Le secteur agricole est en crise suite, d’abord, à une nouvelle génération désintéressée mais aussi au cumul des faux pas des institutions de l’Etat. Les grands agriculteurs sont décédés et leurs descendants n’ont pas assez de patience et de persévérance pour prendre le relais. La majorité d’entre eux vendent leurs terres pour investir dans d’autres secteurs moins fatigants, sans doute et plus rentables.
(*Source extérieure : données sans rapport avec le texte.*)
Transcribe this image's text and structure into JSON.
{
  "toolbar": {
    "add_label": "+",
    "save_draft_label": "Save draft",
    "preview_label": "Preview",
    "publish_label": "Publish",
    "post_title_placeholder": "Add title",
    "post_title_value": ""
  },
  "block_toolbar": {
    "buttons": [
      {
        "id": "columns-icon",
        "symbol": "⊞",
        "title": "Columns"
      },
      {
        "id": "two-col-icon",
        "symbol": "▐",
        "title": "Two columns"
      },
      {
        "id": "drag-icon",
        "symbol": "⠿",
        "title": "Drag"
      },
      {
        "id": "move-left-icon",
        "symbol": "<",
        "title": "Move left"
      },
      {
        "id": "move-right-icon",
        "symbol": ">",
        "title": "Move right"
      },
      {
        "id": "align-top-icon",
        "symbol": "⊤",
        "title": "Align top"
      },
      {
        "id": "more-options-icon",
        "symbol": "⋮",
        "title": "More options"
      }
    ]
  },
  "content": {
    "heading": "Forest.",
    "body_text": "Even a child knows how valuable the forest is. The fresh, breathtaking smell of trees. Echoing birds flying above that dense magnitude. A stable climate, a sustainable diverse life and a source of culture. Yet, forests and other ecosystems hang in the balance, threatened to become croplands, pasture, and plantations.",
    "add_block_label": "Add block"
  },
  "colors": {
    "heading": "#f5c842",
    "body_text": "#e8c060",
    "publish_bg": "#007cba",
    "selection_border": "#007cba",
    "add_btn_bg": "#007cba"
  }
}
Quant à l’Etat il n’a pas cherché à moderniser le secteur et encore moins à préserver ses acquis», analyse le marchand anonyme.
Les prix des légumes en hausse
Ahmed, marchand de légumes, indique que les prix des légumes aussi sont en hausse et ce, suite à la canicule mais aussi, à la demande importante du secteur touristique et de la restauration. En cette période de l’année, les variétés de légumes diminuent. Les prix des salades, le persil, le céleri, les épinards et autres légumes en feuille augmentent sensiblement, en raison de leur besoin accru en irrigation.
En effet, les pommes de terre, les piments et les carottes sont à 2dt500 le kilo. Les courgettes sont à 2dt000, le potiron à 1dt500 le kilo. L’oignon est à 1dt200. Le persil et les blettes sont à 800 millimes la botte. Quant au gombo, il est à 2dt500 les cent grammes.
Ahmed, comme la majorité des marchands, ne cache pas sa nostalgie du bon vieux temps, où les clients prenaient la peine de se déplacer jusqu’au marché central pour faire les courses nécessaires aux heureuses cérémonies. «L’ambiance au marché central était joviale, ce qui n’est plus le cas. Comme vous voyez, tout est morose», amer, fait-il remarquer. Mokhtar Mekni, quant à lui, explique cette stagnation commerciale par les sorties en congés, les déplacements, les baignades… «La dynamique commerciale reprendra de plus belle à partir de septembre», indique-t-il, optimiste.